"Mediterraneo in rivolta", un saggio sui cambiamenti politici dei paesi islamici

par Damiano Mazzotti
lunedì 31 ottobre 2011

“Mediterraneo in rivolta” è un saggio fluido e appassionante che racconta i cambiamenti politici repentini dei paesi islamici più vicini all’Italia (Franco Rizzi, www.castelvecchieditore.com, 2011).

Secondo lo storico Franco Rizzi, le ragioni principali delle rivolte arabe non sono materiali: “gli stessi protagonisti hanno sempre rifiutato di definire la loro rabbia” come “una rivolta del pane”. Sono quasi sempre le concause che creano gli avvenimenti e in questo caso, come avvenne nell’Europa dell’Est, si tratta soprattutto di persone che erano stanche di vivere in uno Stato di Polizia.

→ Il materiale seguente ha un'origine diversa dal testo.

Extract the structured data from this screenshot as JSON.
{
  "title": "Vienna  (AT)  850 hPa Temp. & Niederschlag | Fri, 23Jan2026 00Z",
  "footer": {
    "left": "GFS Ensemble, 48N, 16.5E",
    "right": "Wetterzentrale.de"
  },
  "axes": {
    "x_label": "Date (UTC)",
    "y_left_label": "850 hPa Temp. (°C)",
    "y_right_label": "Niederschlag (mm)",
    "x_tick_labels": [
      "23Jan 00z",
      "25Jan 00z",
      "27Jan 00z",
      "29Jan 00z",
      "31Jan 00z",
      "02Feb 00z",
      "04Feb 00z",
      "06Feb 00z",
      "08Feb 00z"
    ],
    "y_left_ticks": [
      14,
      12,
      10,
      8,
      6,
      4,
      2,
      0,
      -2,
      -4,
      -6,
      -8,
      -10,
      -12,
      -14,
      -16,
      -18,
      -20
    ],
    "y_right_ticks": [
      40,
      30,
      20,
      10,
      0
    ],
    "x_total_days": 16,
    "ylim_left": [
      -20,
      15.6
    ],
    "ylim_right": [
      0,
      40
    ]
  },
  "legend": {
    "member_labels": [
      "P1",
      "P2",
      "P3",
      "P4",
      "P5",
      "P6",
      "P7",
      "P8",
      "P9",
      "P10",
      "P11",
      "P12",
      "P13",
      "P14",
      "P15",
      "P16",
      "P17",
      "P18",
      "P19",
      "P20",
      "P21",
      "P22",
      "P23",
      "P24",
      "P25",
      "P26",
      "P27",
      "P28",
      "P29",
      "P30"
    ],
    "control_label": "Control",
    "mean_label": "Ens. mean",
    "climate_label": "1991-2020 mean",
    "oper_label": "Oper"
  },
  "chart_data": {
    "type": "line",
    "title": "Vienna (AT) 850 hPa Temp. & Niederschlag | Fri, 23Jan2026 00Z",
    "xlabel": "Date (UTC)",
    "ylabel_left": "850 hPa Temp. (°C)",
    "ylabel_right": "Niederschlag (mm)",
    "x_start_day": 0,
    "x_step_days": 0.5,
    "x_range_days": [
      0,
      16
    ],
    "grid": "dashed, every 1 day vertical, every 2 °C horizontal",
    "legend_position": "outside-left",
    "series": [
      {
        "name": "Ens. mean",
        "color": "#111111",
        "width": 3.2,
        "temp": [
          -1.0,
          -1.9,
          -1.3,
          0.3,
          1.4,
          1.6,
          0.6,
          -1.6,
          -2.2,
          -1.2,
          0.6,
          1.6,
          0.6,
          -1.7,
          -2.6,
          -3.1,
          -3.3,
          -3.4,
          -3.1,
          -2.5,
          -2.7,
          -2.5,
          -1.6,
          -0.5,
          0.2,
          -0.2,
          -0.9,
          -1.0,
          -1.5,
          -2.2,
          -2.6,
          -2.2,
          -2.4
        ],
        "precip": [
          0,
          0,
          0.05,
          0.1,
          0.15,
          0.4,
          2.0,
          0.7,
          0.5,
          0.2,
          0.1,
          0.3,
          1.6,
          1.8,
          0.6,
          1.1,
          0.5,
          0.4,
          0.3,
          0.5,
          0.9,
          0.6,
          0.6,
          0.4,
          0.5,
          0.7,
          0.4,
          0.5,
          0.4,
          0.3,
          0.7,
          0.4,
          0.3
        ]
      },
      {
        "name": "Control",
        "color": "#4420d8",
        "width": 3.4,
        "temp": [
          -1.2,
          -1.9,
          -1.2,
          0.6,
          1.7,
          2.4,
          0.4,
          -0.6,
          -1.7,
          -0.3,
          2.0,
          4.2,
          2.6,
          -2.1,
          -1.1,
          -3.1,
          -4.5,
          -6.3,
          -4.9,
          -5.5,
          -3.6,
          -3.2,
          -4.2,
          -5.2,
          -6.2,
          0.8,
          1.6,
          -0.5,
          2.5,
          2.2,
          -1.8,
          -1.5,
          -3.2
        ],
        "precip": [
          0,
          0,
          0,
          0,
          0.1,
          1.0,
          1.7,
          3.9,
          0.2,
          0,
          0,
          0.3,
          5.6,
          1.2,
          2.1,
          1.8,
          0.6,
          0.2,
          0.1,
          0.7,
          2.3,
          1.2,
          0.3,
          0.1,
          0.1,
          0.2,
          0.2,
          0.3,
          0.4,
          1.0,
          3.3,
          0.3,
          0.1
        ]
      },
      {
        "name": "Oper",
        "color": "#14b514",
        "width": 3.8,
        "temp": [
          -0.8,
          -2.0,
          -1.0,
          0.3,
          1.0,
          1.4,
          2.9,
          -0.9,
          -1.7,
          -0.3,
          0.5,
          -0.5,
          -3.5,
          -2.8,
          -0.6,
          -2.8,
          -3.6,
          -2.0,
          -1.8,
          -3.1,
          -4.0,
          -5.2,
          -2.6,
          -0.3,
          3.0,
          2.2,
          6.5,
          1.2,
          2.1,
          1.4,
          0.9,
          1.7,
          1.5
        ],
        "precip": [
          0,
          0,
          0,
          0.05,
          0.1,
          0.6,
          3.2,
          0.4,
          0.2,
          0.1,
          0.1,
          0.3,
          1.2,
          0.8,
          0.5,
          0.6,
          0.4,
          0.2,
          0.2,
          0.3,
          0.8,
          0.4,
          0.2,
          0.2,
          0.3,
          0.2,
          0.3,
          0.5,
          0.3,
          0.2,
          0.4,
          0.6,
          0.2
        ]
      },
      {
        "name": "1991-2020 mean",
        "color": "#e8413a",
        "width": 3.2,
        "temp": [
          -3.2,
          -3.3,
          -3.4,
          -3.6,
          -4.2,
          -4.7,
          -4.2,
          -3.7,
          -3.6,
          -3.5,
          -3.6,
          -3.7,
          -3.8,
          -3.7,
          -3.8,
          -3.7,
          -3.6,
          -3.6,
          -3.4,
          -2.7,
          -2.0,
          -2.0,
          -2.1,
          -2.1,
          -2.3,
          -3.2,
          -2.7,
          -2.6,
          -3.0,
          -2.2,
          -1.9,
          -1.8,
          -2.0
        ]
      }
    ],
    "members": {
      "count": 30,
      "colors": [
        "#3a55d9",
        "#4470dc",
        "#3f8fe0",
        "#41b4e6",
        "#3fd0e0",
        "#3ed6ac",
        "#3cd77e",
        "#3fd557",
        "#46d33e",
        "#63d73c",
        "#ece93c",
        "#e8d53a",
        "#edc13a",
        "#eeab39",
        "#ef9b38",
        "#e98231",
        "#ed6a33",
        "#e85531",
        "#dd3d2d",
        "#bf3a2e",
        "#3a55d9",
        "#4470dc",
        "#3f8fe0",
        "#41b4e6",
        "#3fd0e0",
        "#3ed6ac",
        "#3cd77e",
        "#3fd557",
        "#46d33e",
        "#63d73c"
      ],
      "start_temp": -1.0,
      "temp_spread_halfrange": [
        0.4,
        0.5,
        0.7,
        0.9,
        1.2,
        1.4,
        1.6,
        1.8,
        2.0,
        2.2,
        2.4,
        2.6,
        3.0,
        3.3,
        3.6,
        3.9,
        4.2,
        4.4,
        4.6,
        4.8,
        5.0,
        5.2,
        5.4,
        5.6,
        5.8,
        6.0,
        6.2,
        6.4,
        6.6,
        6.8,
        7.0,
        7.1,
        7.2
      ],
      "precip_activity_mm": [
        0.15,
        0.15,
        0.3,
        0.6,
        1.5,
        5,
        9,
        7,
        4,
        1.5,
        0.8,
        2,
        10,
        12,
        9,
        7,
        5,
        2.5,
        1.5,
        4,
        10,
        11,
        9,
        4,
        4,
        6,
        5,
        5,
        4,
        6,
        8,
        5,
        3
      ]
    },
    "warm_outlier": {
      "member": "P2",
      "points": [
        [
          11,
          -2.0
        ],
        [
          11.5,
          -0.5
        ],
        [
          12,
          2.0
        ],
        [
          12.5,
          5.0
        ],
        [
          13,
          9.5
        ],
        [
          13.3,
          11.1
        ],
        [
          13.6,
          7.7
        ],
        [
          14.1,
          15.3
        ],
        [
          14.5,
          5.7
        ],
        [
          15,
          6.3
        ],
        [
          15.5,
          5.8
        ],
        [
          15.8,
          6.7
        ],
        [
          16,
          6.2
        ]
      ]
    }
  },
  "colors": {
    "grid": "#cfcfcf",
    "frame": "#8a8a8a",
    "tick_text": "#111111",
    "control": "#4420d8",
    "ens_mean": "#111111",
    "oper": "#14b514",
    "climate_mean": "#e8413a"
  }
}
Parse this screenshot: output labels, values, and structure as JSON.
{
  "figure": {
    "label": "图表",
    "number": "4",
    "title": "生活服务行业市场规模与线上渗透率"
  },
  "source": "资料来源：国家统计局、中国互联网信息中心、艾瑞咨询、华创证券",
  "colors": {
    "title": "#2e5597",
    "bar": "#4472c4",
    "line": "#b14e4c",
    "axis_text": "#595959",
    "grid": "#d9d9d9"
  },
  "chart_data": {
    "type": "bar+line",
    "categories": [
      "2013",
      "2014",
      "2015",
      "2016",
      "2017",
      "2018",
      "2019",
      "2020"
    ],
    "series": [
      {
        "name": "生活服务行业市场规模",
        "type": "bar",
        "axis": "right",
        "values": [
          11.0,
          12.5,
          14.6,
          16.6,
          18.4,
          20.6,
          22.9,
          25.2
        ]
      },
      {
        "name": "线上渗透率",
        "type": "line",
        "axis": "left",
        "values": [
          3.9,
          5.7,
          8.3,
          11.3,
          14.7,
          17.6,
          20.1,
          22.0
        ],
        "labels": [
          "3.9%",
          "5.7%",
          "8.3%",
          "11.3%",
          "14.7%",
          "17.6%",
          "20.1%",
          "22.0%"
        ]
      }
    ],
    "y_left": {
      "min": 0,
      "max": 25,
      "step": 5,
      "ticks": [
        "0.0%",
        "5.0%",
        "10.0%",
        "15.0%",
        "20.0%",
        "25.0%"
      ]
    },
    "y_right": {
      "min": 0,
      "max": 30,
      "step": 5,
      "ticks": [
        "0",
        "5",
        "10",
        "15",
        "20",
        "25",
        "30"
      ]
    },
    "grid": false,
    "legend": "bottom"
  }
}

Si tratta di giovani cittadini che hanno viaggiato, che hanno comunicato via internet e che non vogliono più vivere “in una società del terrore, della delazione, della paura di essere spiati, senza poter esprimere liberamente il proprio pensiero”. Si tratta di popolazioni che lottano per liberarsi da sovrani e da governi totalitari, polizieschi, corrotti e considerati troppo filoccidentali.

In effetti “nelle piazze arabe la rabbia verso l’Occidente non è la causa primaria delle rivolte, come dimostra il fatto che non sono state bruciate né una bandiera americana né una israeliana” (p. 17). Ma indubbiamente sempre più persone si sono rese conto che i vecchi colonialisti avevano aiutato e condizionato i vecchi capi indigeni per continuare le loro politiche di sfruttamento (Frantz Fanon, www.associazionefanon.org). Tuttavia pure il processo di selezione dei nuovi capi non sarà facile.

Comunque la scintilla è scoppiata in Tunisia, dove un giovane si è dato fuoco nella piazza del governatorato per protestare contro la corruzione estrema di un sistema che impediva di lavorare. Questa “forma di suicidio non appartiene alla cultura musulmana. Anche gli imam asserviti al potere avevano intuito la portata rivoluzionaria di quei gesti e si erano affrettati a condannarli.

Nonostante ciò, tali forme di protesta si sono diffuse in vari paesi”. Sono apparse rivolte durature, dove i giovani più umili e più poveri si sono uniti ai diplomati, ai laureati e alle classi medie della capitale, indignate per i soprusi e il “racket della famiglia Ben Ali” che controllava tutti i settori.

Però non si possono mettere Paesi come Tunisia, Egitto, Libia, Siria, Yemen, Bahrein “sotto lo stesso tetto di una mega-rivoluzione che non è mai esistita. Certo vi sono caratteristiche comuni, vi è un effetto di imitazione, vi sono ricadute da una crisi sull’altra, ma non esiste un’unica regia né tantomeno un’unica spiegazione” (Lucio Caracciolo, prefazione).

L’effetto dei nuovi strumenti di comunicazione e del passaparola cibernetico è simile in tutti i casi, ma bisogna considerare le caratteristiche dei singoli Paesi, poiché uno Stato antico come l’Egitto non è simile alla Libia, che è ancora uno Stato giovane e tribale costruito dalla diplomazia italiana in tempi recenti e non. 

La Tunisia è il paese africano più evoluto e più vicino all’Europa e sicuramente sarà più facile farci crescere una Democrazia più stabile e più produttiva. Anche in Egitto si possono trovare equilibri accettabili, ma a mio parere negli altri paesi islamici si corre il rischio di ulteriori scontri civili cruenti, anche tra diverse fazioni religiose (“stile” Libano). La Libia potrebbe risentire degli effetti talvolta positivi, talvolta negativi, degli introiti derivanti dalle grandi riserve di petrolio e di gas.

Conclusioni: quando troppi esseri umani si mettono in movimento, i danni collaterali sono quasi sempre inevitabili; la vera libertà impone grandi investimenti di impegno, di fatica, di tempo e di lacrime. Ora il Fondamentalismo islamico si trova con il coltello dalla parte del manico e siccome nessun essere umano può prevedere il futuro possiamo solo osservare l’evoluzione delle cose.

Le mamme dei fondamentalisti sono sempre incinte e i padri di solito hanno la testa dura. In ogni caso la popolazione araba è quintuplicata nel XX secolo e le lotte intestine non mancheranno.

Franco Rizzi insegna Storia dell’Europa e del Mediterraneo all’Università di Roma Tre. Ha fondato l’Unione delle Università del Mediterraneo (www.uni-med.net) e dirige www.medarabnews.com.